In reality, what has happened with Vladimir Golubev is identical to the prosecution of other Russian scientists. For example, that of former employee of the Institute of the USA and Canada, Igor Sutyagin, convicted of gathering information about the military potential of Russia from openly available sources and passing them on to foreign governments. As lawyers and human rights activists repeatedly stated, in the actions of Igor Sutyagin there was no basis for conviction. Subsequently Amnesty International recognised him as a prisoner of conscience. The European Court of Human Rights ruled that Russia had violated Sutyagin’s right to a fair trial, as set out in Article 6 of the European Convention for Human Rights and Fundamental Freedoms.

The second means of putting pressure on scientists, Yury Ryzhov pointed out, is clearly being currently used in the case of the nuclear physicist from Obninsk, doctor of technical sciences and director of the A.I. Leipunsky Institute of Physics and Power Engineering, Sergei Kalyakin. He is being tried in the capital’s Zamoskvoretsky district court on a charge of fraud (Article 159 of the Russian Criminal Code). And similarly, in this case there was not only a complete lack of any material evidence, but even of the kind of mandatory evidence on which cases of economic crimes are based. Kalyakin categorically denies his guilt. This being the case, the 52-year-old scientist, unable to boast of good health, has already served more than a year in pre-trial detention, although by law, he should not be doing so.

A week ago we heard the tragic news from the Dmitrovgrad penal colony in Ulyanovsk region that scientist and political prisoner Evgeny Afanasiev, serving a twelve-and-a-half year sentence for treason, had died of a heart attack. His lawyer Ivan Pavlov (the same lawyer who secured first the release of Svetlana Davydova, mother of a large family, and subsequently the dropping of all charges against her) suggested that this case has been essential for the intelligence services, even if only for the purpose of ‘ticking the box’ with regard to solving crimes of this type.

In his 62nd year, the scientist Evgeny Afanasiev could find himself at the peak of his scientific career, with his intellectual potential serving the good of the nation. But he has become a victim of spymania and arbitrary rule.

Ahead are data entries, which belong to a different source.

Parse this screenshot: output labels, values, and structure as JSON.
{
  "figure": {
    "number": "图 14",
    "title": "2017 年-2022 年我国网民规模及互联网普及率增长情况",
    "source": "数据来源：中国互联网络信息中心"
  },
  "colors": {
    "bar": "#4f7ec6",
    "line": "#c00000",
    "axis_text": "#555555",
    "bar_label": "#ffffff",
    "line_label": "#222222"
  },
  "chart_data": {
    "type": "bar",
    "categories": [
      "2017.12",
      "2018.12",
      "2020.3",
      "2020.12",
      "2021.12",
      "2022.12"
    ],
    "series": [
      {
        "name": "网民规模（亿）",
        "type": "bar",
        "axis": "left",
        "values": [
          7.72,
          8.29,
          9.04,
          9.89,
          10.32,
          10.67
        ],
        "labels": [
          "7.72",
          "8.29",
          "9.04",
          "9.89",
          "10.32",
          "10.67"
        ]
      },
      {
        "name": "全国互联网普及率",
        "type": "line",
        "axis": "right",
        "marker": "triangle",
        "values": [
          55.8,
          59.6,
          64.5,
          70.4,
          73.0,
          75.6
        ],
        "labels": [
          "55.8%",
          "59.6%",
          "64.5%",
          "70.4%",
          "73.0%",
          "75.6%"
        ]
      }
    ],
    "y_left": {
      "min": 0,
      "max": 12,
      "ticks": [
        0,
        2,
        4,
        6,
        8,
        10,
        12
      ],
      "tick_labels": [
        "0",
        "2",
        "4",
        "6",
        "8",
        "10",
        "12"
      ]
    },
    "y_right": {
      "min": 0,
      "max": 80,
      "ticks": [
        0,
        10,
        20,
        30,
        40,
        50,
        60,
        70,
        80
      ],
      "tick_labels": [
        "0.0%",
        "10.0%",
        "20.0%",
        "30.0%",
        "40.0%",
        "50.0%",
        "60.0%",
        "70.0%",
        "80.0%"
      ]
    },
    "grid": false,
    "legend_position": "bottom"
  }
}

His ‘partner in crime’, Svyatoslav Bobyshev, remains behind bars.

So what can be said now of attempts to halt a ‘brain drain’?

I believe it is already obvious that the new revised version of Article 275 of the Russian Criminal Code, adopted in 2012 and the broad interpretation of state treason it contains, has become the instrument for fabricating ‘spy’ cases.

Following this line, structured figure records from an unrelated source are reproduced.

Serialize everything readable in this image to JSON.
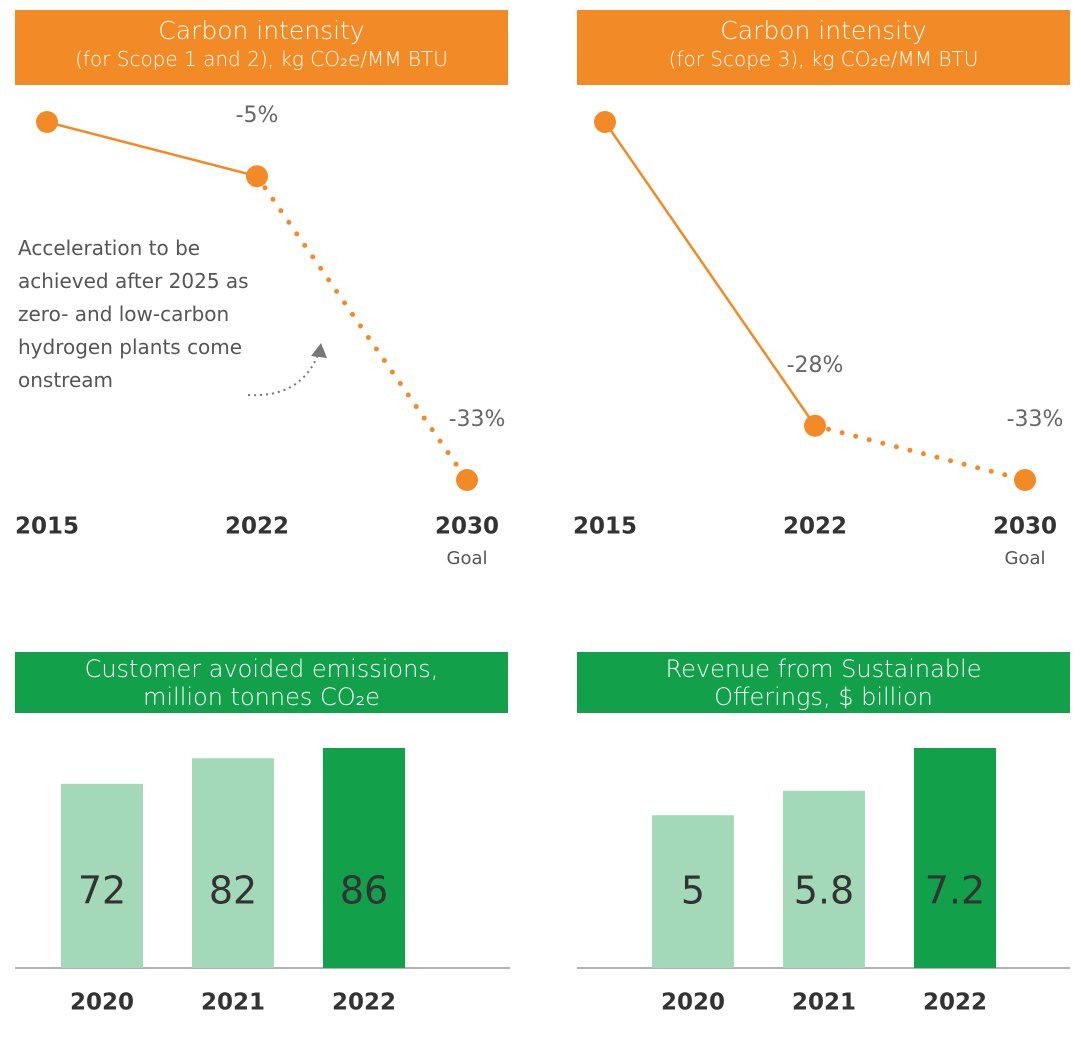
{
  "chart_data": [
    {
      "type": "line",
      "title": "Carbon intensity",
      "subtitle": "(for Scope 1 and 2), kg CO₂e/MM BTU",
      "categories": [
        "2015",
        "2022",
        "2030"
      ],
      "category_notes": [
        null,
        null,
        "Goal"
      ],
      "values": [
        0,
        -5,
        -33
      ],
      "value_labels": [
        null,
        "-5%",
        "-33%"
      ],
      "line_styles": [
        "solid",
        "dotted"
      ],
      "color": "#f28a25",
      "annotation": "Acceleration to be achieved after 2025 as zero- and low-carbon hydrogen plants come onstream"
    },
    {
      "type": "line",
      "title": "Carbon intensity",
      "subtitle": "(for Scope 3), kg CO₂e/MM BTU",
      "categories": [
        "2015",
        "2022",
        "2030"
      ],
      "category_notes": [
        null,
        null,
        "Goal"
      ],
      "values": [
        0,
        -28,
        -33
      ],
      "value_labels": [
        null,
        "-28%",
        "-33%"
      ],
      "line_styles": [
        "solid",
        "dotted"
      ],
      "color": "#f28a25"
    },
    {
      "type": "bar",
      "title": "Customer avoided emissions,",
      "subtitle": "million tonnes CO₂e",
      "categories": [
        "2020",
        "2021",
        "2022"
      ],
      "values": [
        72,
        82,
        86
      ],
      "colors": [
        "#a3d9b8",
        "#a3d9b8",
        "#13a04a"
      ]
    },
    {
      "type": "bar",
      "title": "Revenue from Sustainable",
      "subtitle": "Offerings, $ billion",
      "categories": [
        "2020",
        "2021",
        "2022"
      ],
      "values": [
        5,
        5.8,
        7.2
      ],
      "colors": [
        "#a3d9b8",
        "#a3d9b8",
        "#13a04a"
      ]
    }
  ]
}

For me this is associated with a problem which at first glance is from quite another realm: the indiscriminate inclusion of human rights organisations in the list of “foreign agents.”

In fact I think the roots are the same: the aggressive distaste of the Russian authorities (and corresponding propaganda in the mass media) for the outside world, fear, chauvinism, the constant search for ‘enemies,’ ‘spies,’ ‘foreign agents’, on whose intrigues our own internal problems can be blamed. Instead of creative ideas and positive values, they are producing negative ones.

No less destructive than artificially-cultivated hatred, in my opinion, is the indifference exhibited by a significant part of the Russian public: an ‘I don’t care’ attitude.

If the death of Eevgeny Afansiev had been the news of the day, if the ‘espionage’ cases fabricated against scientists featured in objective television reports, and a focus for public attention, then they would collapse during the preliminary investigation, just as happened in the case of Svetlana Davydova.

Until the situation changes, evidently we should expect to learn of new criminal cases with the familiar ‘bad smell.’